Di hadapan warga desa, Wakil Menteri Agraria dan Tata Ruang/Wakil Kepala BPN, Ossy Dermawan, menyampaikan pesan yang sederhana namun krusial, pembangunan desa tak akan kokoh tanpa kepastian hak atas tanah.
Menurut Ossy, legalitas tanah bukan sekadar dokumen. Sertifikat adalah pintu masuk bagi warga desa untuk meningkatkan kesejahteraan, membuka akses ekonomi, hingga mengembangkan usaha produktif.
“Dengan kepastian hukum atas tanah, masyarakat punya dasar yang kuat untuk membangun kehidupannya,” ujarnya.
Ia menautkan peran Kementerian ATR/BPN dengan Asta Cita keenam Presiden Prabowo Subianto membangun dari desa dan dari bawah.
Bagi Ossy, agenda besar itu hanya bisa berjalan jika desa diberi fondasi yang adil dan jelas, salah satunya melalui kepastian hak atas tanah.
Tak berhenti pada urusan legalitas, Ossy menegaskan bahwa tugas ATR/BPN juga menyentuh penataan akses atas tanah. Tanah yang sudah bersertifikat, kata dia, harus bisa memberi nilai tambah, bukan sekadar disimpan.
“Tanah harus produktif dan memberi manfaat ekonomi bagi pemiliknya,” tuturnya.
Dalam peringatan Hari Desa Nasional itu, Ossy juga menekankan pentingnya kerja bersama lintas kementerian. ATR/BPN, katanya, tak bisa berjalan sendiri.

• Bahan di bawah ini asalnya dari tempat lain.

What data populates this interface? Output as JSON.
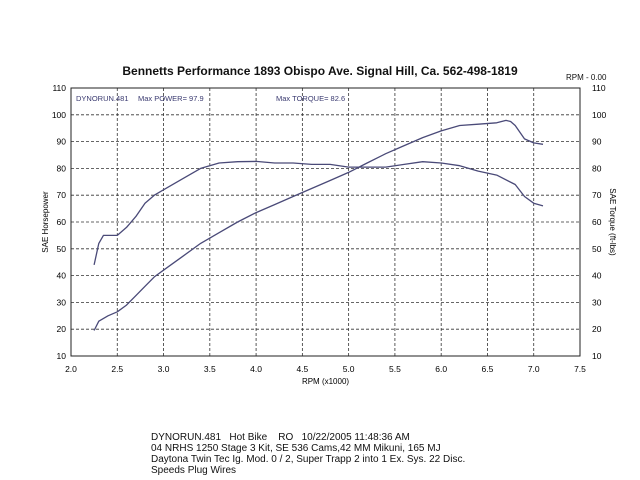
{
  "header": {
    "title": "Bennetts Performance  1893 Obispo Ave.  Signal Hill, Ca. 562-498-1819",
    "rpm_note": "RPM - 0.00"
  },
  "caption": {
    "lines": [
      "DYNORUN.481   Hot Bike    RO   10/22/2005 11:48:36 AM",
      "04 NRHS 1250 Stage 3 Kit, SE 536 Cams,42 MM Mikuni, 165 MJ",
      "Daytona Twin Tec Ig. Mod. 0 / 2, Super Trapp 2 into 1 Ex. Sys. 22 Disc.",
      "Speeds Plug Wires"
    ]
  },
  "chart_data": {
    "type": "line",
    "title": "Bennetts Performance  1893 Obispo Ave.  Signal Hill, Ca. 562-498-1819",
    "xlabel": "RPM (x1000)",
    "ylabel": "SAE Horsepower",
    "y2label": "SAE Torque (ft-lbs)",
    "xlim": [
      2.0,
      7.5
    ],
    "ylim": [
      10,
      110
    ],
    "y2lim": [
      10,
      110
    ],
    "x_ticks": [
      "2.0",
      "2.5",
      "3.0",
      "3.5",
      "4.0",
      "4.5",
      "5.0",
      "5.5",
      "6.0",
      "6.5",
      "7.0",
      "7.5"
    ],
    "y_ticks": [
      "10",
      "20",
      "30",
      "40",
      "50",
      "60",
      "70",
      "80",
      "90",
      "100",
      "110"
    ],
    "grid": true,
    "annotations": {
      "run": "DYNORUN.481",
      "max_power": "Max POWER= 97.9",
      "max_torque": "Max TORQUE= 82.6"
    },
    "series": [
      {
        "name": "SAE Horsepower",
        "axis": "left",
        "color": "#4a4a78",
        "x": [
          2.25,
          2.3,
          2.4,
          2.5,
          2.6,
          2.7,
          2.8,
          2.9,
          3.0,
          3.2,
          3.4,
          3.6,
          3.8,
          4.0,
          4.2,
          4.4,
          4.6,
          4.8,
          5.0,
          5.2,
          5.4,
          5.6,
          5.8,
          6.0,
          6.2,
          6.4,
          6.6,
          6.7,
          6.75,
          6.8,
          6.9,
          7.0,
          7.1
        ],
        "y": [
          19.5,
          23,
          25,
          26.5,
          29,
          32.5,
          36,
          39.5,
          42,
          47,
          52,
          56,
          60,
          63.5,
          66.5,
          69.5,
          72.5,
          75.5,
          78.5,
          82,
          85.5,
          88.5,
          91.5,
          94,
          96,
          96.5,
          97,
          97.9,
          97.5,
          96,
          91,
          89.5,
          89
        ]
      },
      {
        "name": "SAE Torque",
        "axis": "right",
        "color": "#4a4a78",
        "x": [
          2.25,
          2.3,
          2.35,
          2.4,
          2.5,
          2.6,
          2.7,
          2.8,
          2.9,
          3.0,
          3.2,
          3.4,
          3.6,
          3.8,
          4.0,
          4.2,
          4.4,
          4.6,
          4.8,
          5.0,
          5.2,
          5.4,
          5.6,
          5.8,
          6.0,
          6.2,
          6.4,
          6.6,
          6.8,
          6.9,
          7.0,
          7.1
        ],
        "y": [
          44,
          52,
          55,
          55,
          55,
          58,
          62,
          67,
          70,
          72,
          76,
          80,
          82,
          82.5,
          82.6,
          82,
          82,
          81.5,
          81.5,
          80.5,
          80.5,
          80.5,
          81.5,
          82.5,
          82,
          81,
          79,
          77.5,
          74,
          69.5,
          67,
          66
        ]
      }
    ]
  }
}
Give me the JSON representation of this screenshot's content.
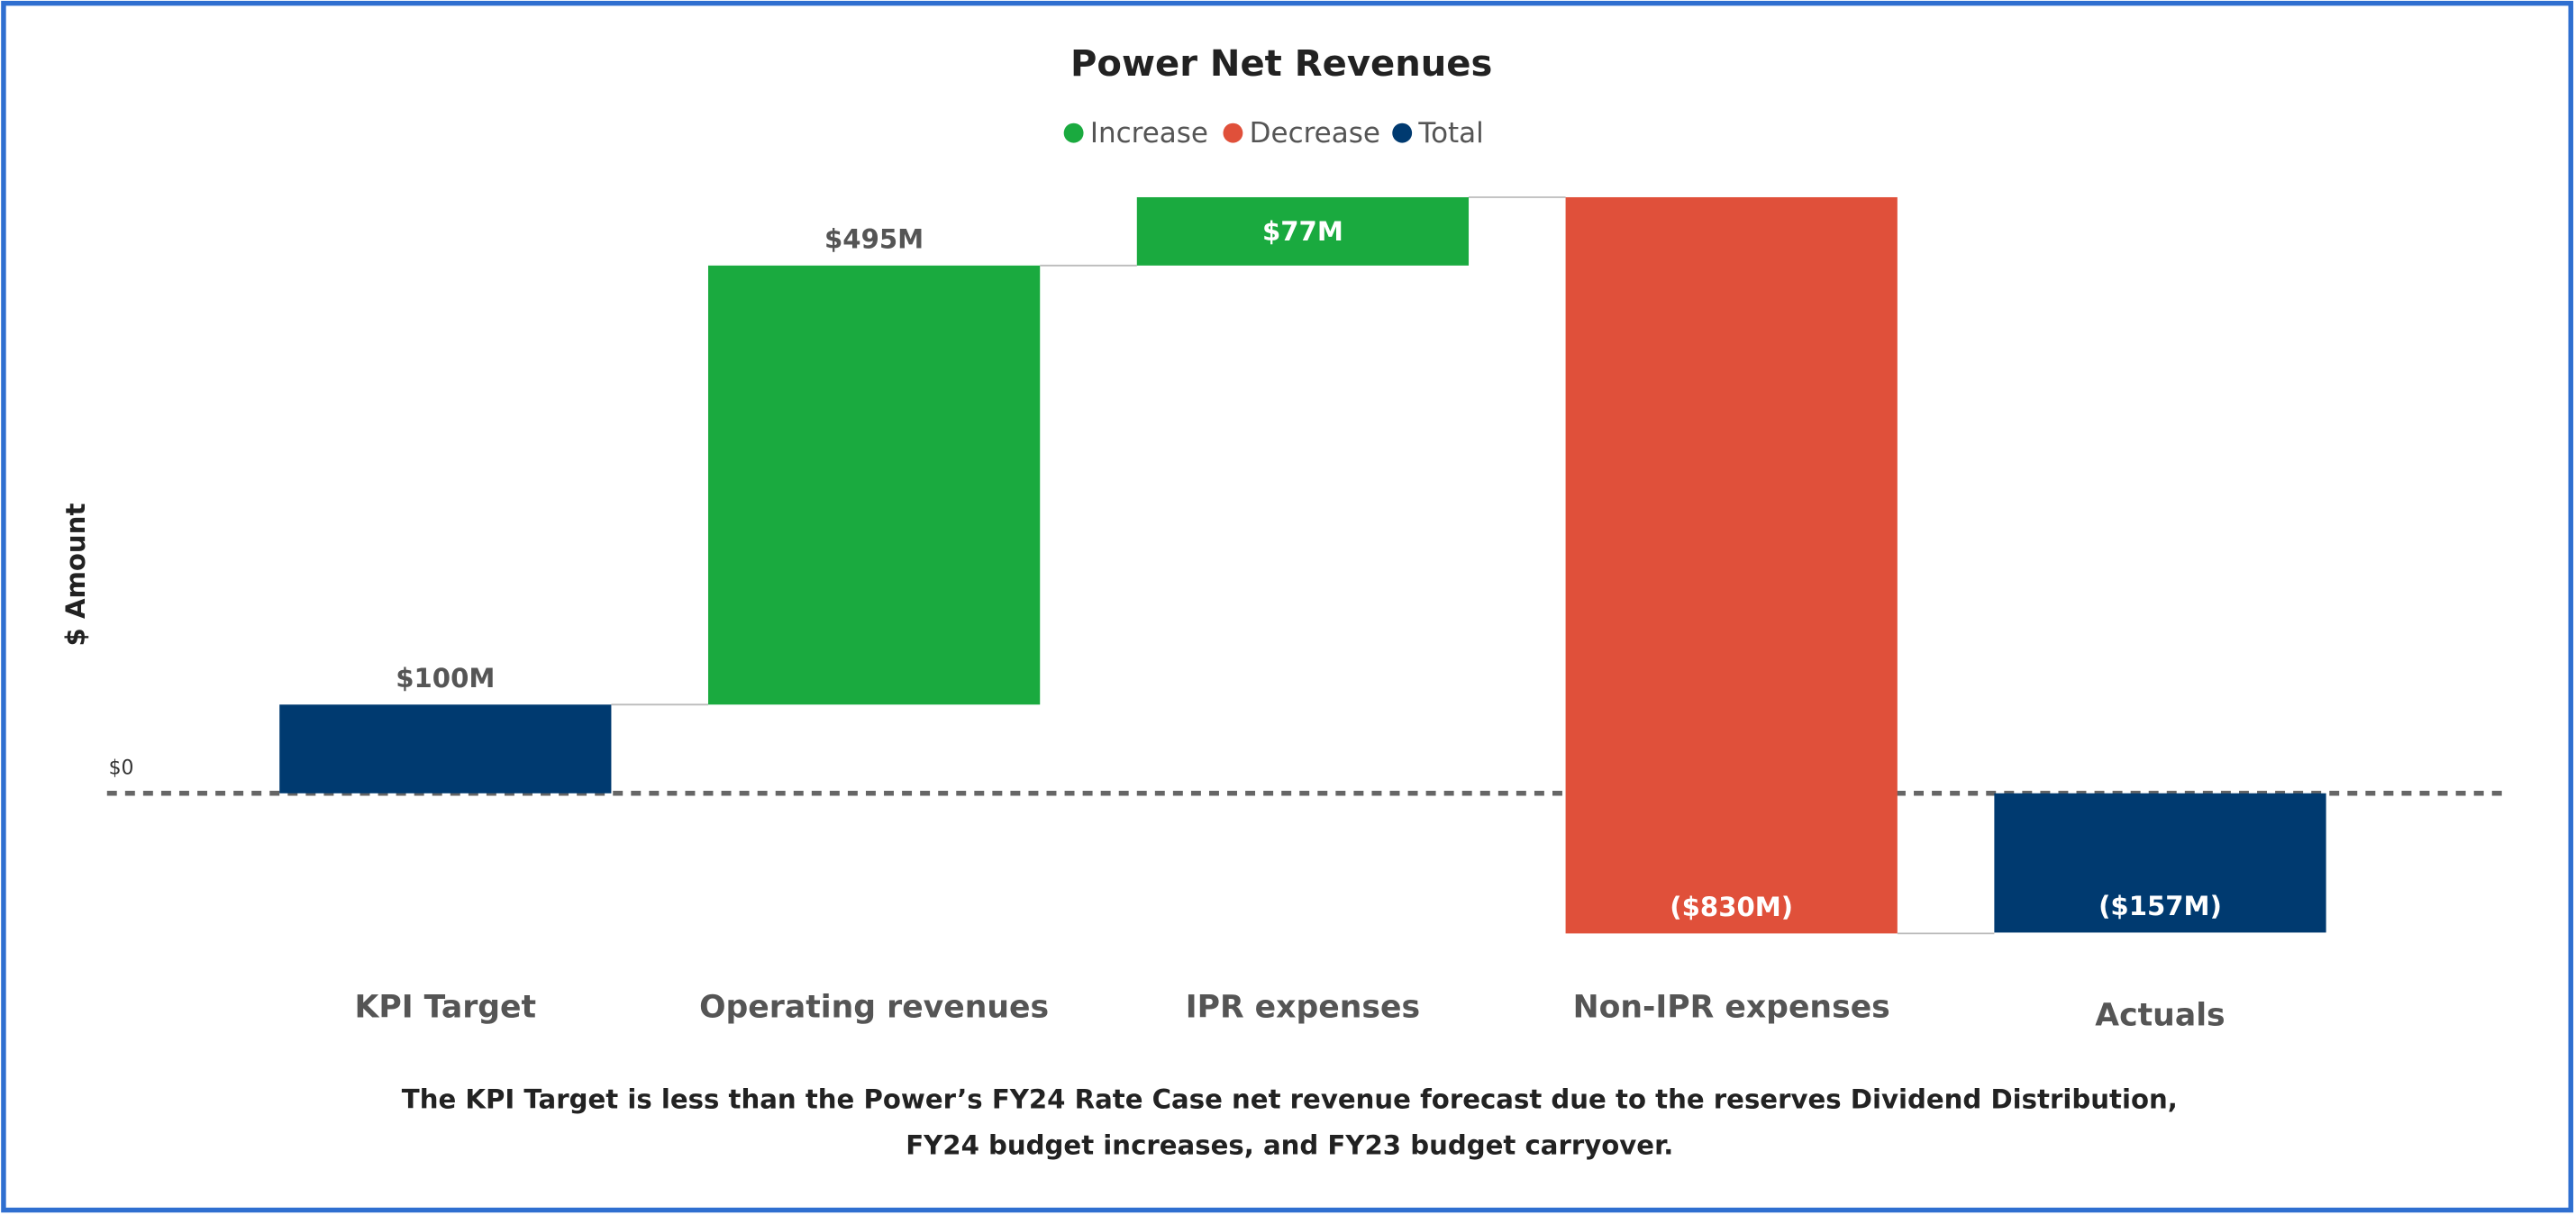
{
  "chart_data": {
    "type": "waterfall",
    "title": "Power Net Revenues",
    "legend": [
      {
        "name": "Increase",
        "color": "#1aaa3f"
      },
      {
        "name": "Decrease",
        "color": "#e0503a"
      },
      {
        "name": "Total",
        "color": "#003a70"
      }
    ],
    "categories": [
      "KPI Target",
      "Operating revenues",
      "IPR expenses",
      "Non-IPR expenses",
      "Actuals"
    ],
    "kinds": [
      "Total",
      "Increase",
      "Increase",
      "Decrease",
      "Total"
    ],
    "values": [
      100,
      495,
      77,
      -830,
      -157
    ],
    "value_labels": [
      "$100M",
      "$495M",
      "$77M",
      "($830M)",
      "($157M)"
    ],
    "ylabel": "$ Amount",
    "ylim": [
      -170,
      700
    ],
    "yticks": [
      {
        "value": 0,
        "label": "$0"
      }
    ],
    "note": "The KPI Target is less than the Power’s FY24 Rate Case net revenue forecast due to the reserves Dividend Distribution, FY24 budget increases, and FY23 budget carryover."
  }
}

Sinergi dengan Kementerian Desa serta kementerian dan lembaga lain menjadi kunci untuk memastikan pembangunan desa berjalan inklusif dan berkeadilan.
“Kami akan terus bergandengan tangan, bahu-membahu, untuk membangun desa yang berkelanjutan,” ucapnya.
Pesan serupa disampaikan Menteri Desa dan Pembangunan Daerah Tertinggal, Yandri Susanto.
Ia memaparkan dua belas Aksi Bangun Desa yang disiapkan Kementerian Desa sebagai langkah konkret mewujudkan Asta Cita keenam.
Jika seluruh aksi itu berjalan, Yandri optimistis cita-cita besar Indonesia Emas 2045 bukan sekadar slogan.
“Ini investasi untuk masa depan anak cucu kita,” katanya.
Peringatan Hari Desa Nasional 2026 sendiri mengusung tema “Bangun Desa Bangun Indonesia: Desa Terdepan untuk Indonesia”.
Sejumlah menteri, wakil menteri, pimpinan lembaga, serta kepala daerah hadir, menegaskan satu pesan bersama, desa bukan lagi halaman belakang pembangunan, melainkan wajah depan Indonesia.